Monday, April 10, 2006

Caso 9

Estava um dia de Verão, não obstante a Primavera apenas recentemente se ter apresentado. Ao longe o extenso mar azul que se confundia com as nuvens no qual reflectia o sol que começava a despedir-se no horizonte, presenteando quem assistia com um deslumbramento cor de laranja, capaz de saciar o mais requintado dos observadores. Na praia, desfilavam alguns surfistas, aproveitando a breve aragem que anunciava o fim da tarde; no amplo areal, algumas, poucas, pessoas usufruíam do sol e procuravam o prazer de um banho salgado ao fim da tarde; mais ao longe, deambulando pelos pequenos rochedos esculpidos pelas mares, um casal de namorados passeava de mãos unidas sonhando com as vicissitudes do futuro. Foi nesta praia que Fernando deu os primeiros passos, nas férias passadas em casa dos avós.

O avô de Fernando, Manuel era um velho homem, feliz, que anos antes abandonara a vida cosmopolita para procurar refúgio numa pequena aldeia esquecida, privilegiada com uma deslumbrante vista sobre o oceano. Para fazer face às suas despesas Manuel construiu um viveiro de marisco, fornecendo alguns restaurantes da região. Enquanto isso, a sua esposa dedicava-se ao jardim da casa, no qual plantava as mais belas flores, para gáudio dos muitos que as recebiam como ofertas. Nesta tarde, a avó Maria havia saído, deslocando-se a Santiago do Cacém para adquirir alguns produtos para a sua actividade de jardinagem.

Manuel passava parte dos seus dias com os seus grandes amigos Pedro e João; Pedro, um reputado retratista, cujos quadros engalanavam alguns dos mais luxuosos palacetes da nobreza europeia; João, foi durante anos proprietário de uma marisqueira, onde românticos casais se deliciavam, com as melhores iguarias da costa alentejana. Como sua firma adoptara Carlos Osório de Albuquerque, o Carapau, em homenagem ao seu pai, a pessoa que a havia constituído e posteriormente lhe transmitira a marisqueira. (Carapau era o nome como o pai de João, Carlos, era conhecido na aldeia, depois de anos a dedicar-se à pesca). Para cumprir todas as suas obrigações, aproveitou o facto de estar em Lisboa, para tentar realizar o registo comercial.

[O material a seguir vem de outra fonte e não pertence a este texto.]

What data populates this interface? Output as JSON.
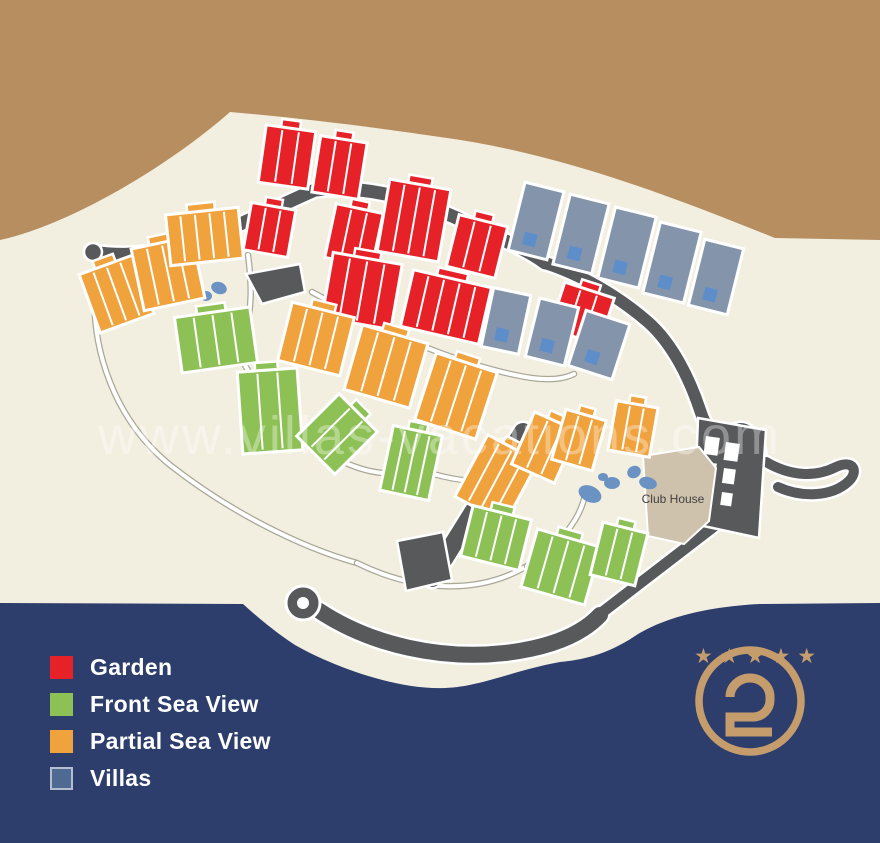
{
  "legend": {
    "items": [
      {
        "label": "Garden",
        "color": "#e62128"
      },
      {
        "label": "Front Sea View",
        "color": "#8dc156"
      },
      {
        "label": "Partial Sea View",
        "color": "#f0a23c"
      },
      {
        "label": "Villas",
        "color": "#4e6a93",
        "border": "#b3bfd1"
      }
    ]
  },
  "map": {
    "club_house_label": "Club House",
    "watermark": "www.villas-vacations.com"
  },
  "logo": {
    "stars_text": "★★★★★",
    "color": "#c59d6d"
  },
  "scene": {
    "colors": {
      "hillside": "#b78e60",
      "land": "#f2efe1",
      "footer": "#2d3e6d",
      "road": "#58595b",
      "path_edge": "#aaa797",
      "garden": "#e62128",
      "partial": "#f0a23c",
      "front": "#8dc156",
      "villa": "#8494ab",
      "pool": "#5e8ec9",
      "water": "#6a93c3",
      "clubhouse": "#cfc2ac"
    },
    "land": "M0,240 C70,225 170,165 230,112 C300,118 380,128 440,137 C560,153 670,196 775,238 L880,240 L880,603 L760,604 C700,607 660,620 635,636 C605,656 580,660 560,662 C515,670 480,687 445,688 C395,690 330,665 295,645 C275,632 255,615 243,604 L0,603 Z",
    "thin_paths": [
      "M312,292 C380,330 450,362 520,376 C545,381 562,380 574,374",
      "M95,282 C90,350 115,420 170,465 C230,512 300,547 357,563",
      "M230,336 C255,392 292,432 332,456 C362,473 392,478 418,469",
      "M357,563 C420,594 482,593 527,566",
      "M527,566 C560,545 580,520 585,495",
      "M418,469 C448,480 480,484 510,480",
      "M248,255 C252,285 252,310 245,332"
    ],
    "roads": [
      {
        "d": "M93,252 C130,258 165,252 200,240 C240,226 280,205 315,190 C335,182 345,172 350,158",
        "w": 13
      },
      {
        "d": "M350,158 C352,148 345,145 341,152",
        "w": 9
      },
      {
        "d": "M315,190 C365,184 420,200 465,222 C505,241 528,250 545,263",
        "w": 13
      },
      {
        "d": "M545,263 C580,274 618,296 648,322 C673,344 690,380 700,410 C706,430 718,442 732,448",
        "w": 12
      },
      {
        "d": "M246,274 L300,264 L305,292 L262,304 Z",
        "fill": 1
      },
      {
        "d": "M600,614 L756,494",
        "w": 11
      },
      {
        "d": "M742,478 L756,494",
        "w": 9
      },
      {
        "d": "M318,610 C372,646 442,660 505,653 C556,647 584,632 600,615",
        "w": 16
      },
      {
        "d": "M432,578 L523,432",
        "w": 18
      },
      {
        "d": "M397,541 L443,532 L452,580 L406,591 Z",
        "fill": 1
      },
      {
        "d": "M766,462 C792,477 816,477 836,467 C853,459 859,471 849,481 C831,498 800,497 778,487",
        "w": 10
      }
    ],
    "blobs": [
      [
        93,
        252,
        9
      ],
      [
        349,
        155,
        7
      ]
    ],
    "roundabout": [
      303,
      603,
      17,
      6
    ],
    "loop": [
      744,
      450,
      15,
      22,
      -18,
      11
    ],
    "courts": {
      "body": "M698,418 L766,430 L759,538 L694,524 Z",
      "cells": [
        [
          706,
          436,
          14,
          18,
          8
        ],
        [
          726,
          442,
          14,
          18,
          8
        ],
        [
          705,
          462,
          12,
          15,
          8
        ],
        [
          724,
          468,
          12,
          15,
          8
        ],
        [
          703,
          487,
          11,
          13,
          8
        ],
        [
          722,
          492,
          11,
          13,
          8
        ]
      ]
    },
    "clubhouse": "M643,456 L699,447 L716,468 L709,521 L684,544 L648,536 Z",
    "ponds": [
      [
        190,
        291,
        11,
        7,
        -15
      ],
      [
        206,
        296,
        6,
        5,
        0
      ],
      [
        219,
        288,
        8,
        6,
        20
      ],
      [
        590,
        494,
        12,
        8,
        25
      ],
      [
        612,
        483,
        8,
        6,
        0
      ],
      [
        634,
        472,
        7,
        6,
        -30
      ],
      [
        648,
        483,
        9,
        6,
        15
      ],
      [
        603,
        477,
        5,
        4,
        0
      ]
    ],
    "clusters": {
      "garden": [
        [
          262,
          128,
          50,
          58,
          8,
          2
        ],
        [
          316,
          139,
          47,
          57,
          9,
          2
        ],
        [
          247,
          206,
          45,
          48,
          10,
          2
        ],
        [
          330,
          208,
          48,
          55,
          12,
          2
        ],
        [
          383,
          184,
          62,
          73,
          10,
          3
        ],
        [
          452,
          220,
          50,
          53,
          14,
          2
        ],
        [
          327,
          258,
          70,
          66,
          10,
          3
        ],
        [
          406,
          278,
          80,
          58,
          13,
          4
        ],
        [
          556,
          289,
          52,
          49,
          18,
          2
        ]
      ],
      "partial": [
        [
          88,
          263,
          57,
          62,
          -20,
          3
        ],
        [
          137,
          242,
          62,
          63,
          -12,
          3
        ],
        [
          168,
          211,
          73,
          51,
          -6,
          4
        ],
        [
          284,
          309,
          64,
          60,
          14,
          3
        ],
        [
          352,
          333,
          68,
          67,
          16,
          3
        ],
        [
          424,
          361,
          64,
          70,
          18,
          3
        ],
        [
          468,
          444,
          57,
          70,
          28,
          3
        ],
        [
          521,
          419,
          47,
          57,
          24,
          2
        ],
        [
          558,
          414,
          42,
          52,
          16,
          2
        ],
        [
          612,
          404,
          42,
          50,
          10,
          2
        ]
      ],
      "front": [
        [
          178,
          312,
          76,
          56,
          -8,
          3
        ],
        [
          240,
          370,
          60,
          82,
          -4,
          2
        ],
        [
          310,
          404,
          54,
          60,
          45,
          2
        ],
        [
          386,
          430,
          50,
          66,
          12,
          3
        ],
        [
          466,
          512,
          60,
          52,
          14,
          3
        ],
        [
          528,
          537,
          66,
          60,
          16,
          3
        ],
        [
          596,
          527,
          46,
          54,
          14,
          2
        ]
      ]
    },
    "villas": [
      [
        516,
        186,
        40,
        70,
        14
      ],
      [
        561,
        198,
        40,
        72,
        14
      ],
      [
        606,
        211,
        42,
        73,
        14
      ],
      [
        651,
        226,
        42,
        73,
        14
      ],
      [
        696,
        243,
        40,
        68,
        14
      ],
      [
        487,
        291,
        38,
        60,
        12
      ],
      [
        532,
        302,
        40,
        60,
        14
      ],
      [
        576,
        316,
        46,
        58,
        18
      ]
    ]
  }
}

A marisqueira estava entregue aos cuidados de Francisco, que realizada todos os actos e contratos necessários, uma vez que João era um eterno romântico que fazia da leitura uma ocupação integral, não tendo nem tempo, nem paciência, nem talento, para os problemas mundanos da marisqueira.

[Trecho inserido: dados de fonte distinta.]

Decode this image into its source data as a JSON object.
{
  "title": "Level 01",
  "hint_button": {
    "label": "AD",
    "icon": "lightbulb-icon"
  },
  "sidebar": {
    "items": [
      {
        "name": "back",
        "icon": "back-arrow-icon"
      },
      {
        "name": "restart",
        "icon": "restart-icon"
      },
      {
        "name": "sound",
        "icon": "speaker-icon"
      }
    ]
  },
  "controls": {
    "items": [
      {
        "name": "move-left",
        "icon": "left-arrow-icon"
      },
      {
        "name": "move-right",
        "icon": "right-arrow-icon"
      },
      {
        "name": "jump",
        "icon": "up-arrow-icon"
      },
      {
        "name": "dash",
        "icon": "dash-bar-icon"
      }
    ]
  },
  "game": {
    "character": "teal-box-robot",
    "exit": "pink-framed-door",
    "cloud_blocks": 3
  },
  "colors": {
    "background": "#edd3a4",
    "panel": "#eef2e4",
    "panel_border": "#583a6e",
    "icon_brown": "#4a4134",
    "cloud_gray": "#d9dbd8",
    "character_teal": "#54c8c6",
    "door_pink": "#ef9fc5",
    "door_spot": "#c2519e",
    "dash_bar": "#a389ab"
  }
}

Um dia João casou, já depois de ultrapassadas as sessenta Primaveras. A esposa escolhida foi uma discreta brasileira que conheceu por um chat na Internet. Pode mesmo afirmar-se ter sido amor à primeira vista, porquanto mal João a viu pela sua webcam, enviou por correio um sumptuoso anel, acompanhado de um apaixonado pedido de casamento, bem como de um bilhete de avião, em primeira claro...

A passagem de Mónica (era este o nome da esposa brasileira) na vida de João foi efémera no tempo mas proficiente nas consequências. Arguindo não se sentir adaptada, induziu o seu submisso marido a oferecer-lhe um salão de cabeleireiros; com os alegados lucros do salão, adquiriu variadíssimas jóias bem como sumptuosas peças de decoração para o salão. A ardente paixão de João não se esvaneceu quando os primeiros credores de Mónica começaram a procurar a sua porta, acreditando em todas as mal contadas histórias da sua esposa.

Só algum tempo mais tarde João enfrentou a penosa realidade. A sua idolatrada esposa havia fugido na companhia de um turista alemão, que nesse Verão passara férias na aldeia. Para trás deixara um coração destroçado e uma montanha de dívidas; destas destacam-se uma para com Belchior de € 20,000.00, relativa a um empréstimo para as obras do salão (embora não existisse nenhum documento a comprova-la), outra de € 5.000,00 do pronto-a-vestir que Mónica frequentava e outra de 7,500,00 contraída num negócio com Marta.

Vergado pelo desespero e pela vergonha, João tornou-se taciturno e distante sendo sem surpresa que uma manhã foi encontrado morto, preso à azinheira que assistiu aos seus últimos suspiros. Fernando ouviu várias vezes o avô a contar esta história, no alpendre com vista para o mar: era a sua forma de ensinar ao neto a importância das escolhas individuais.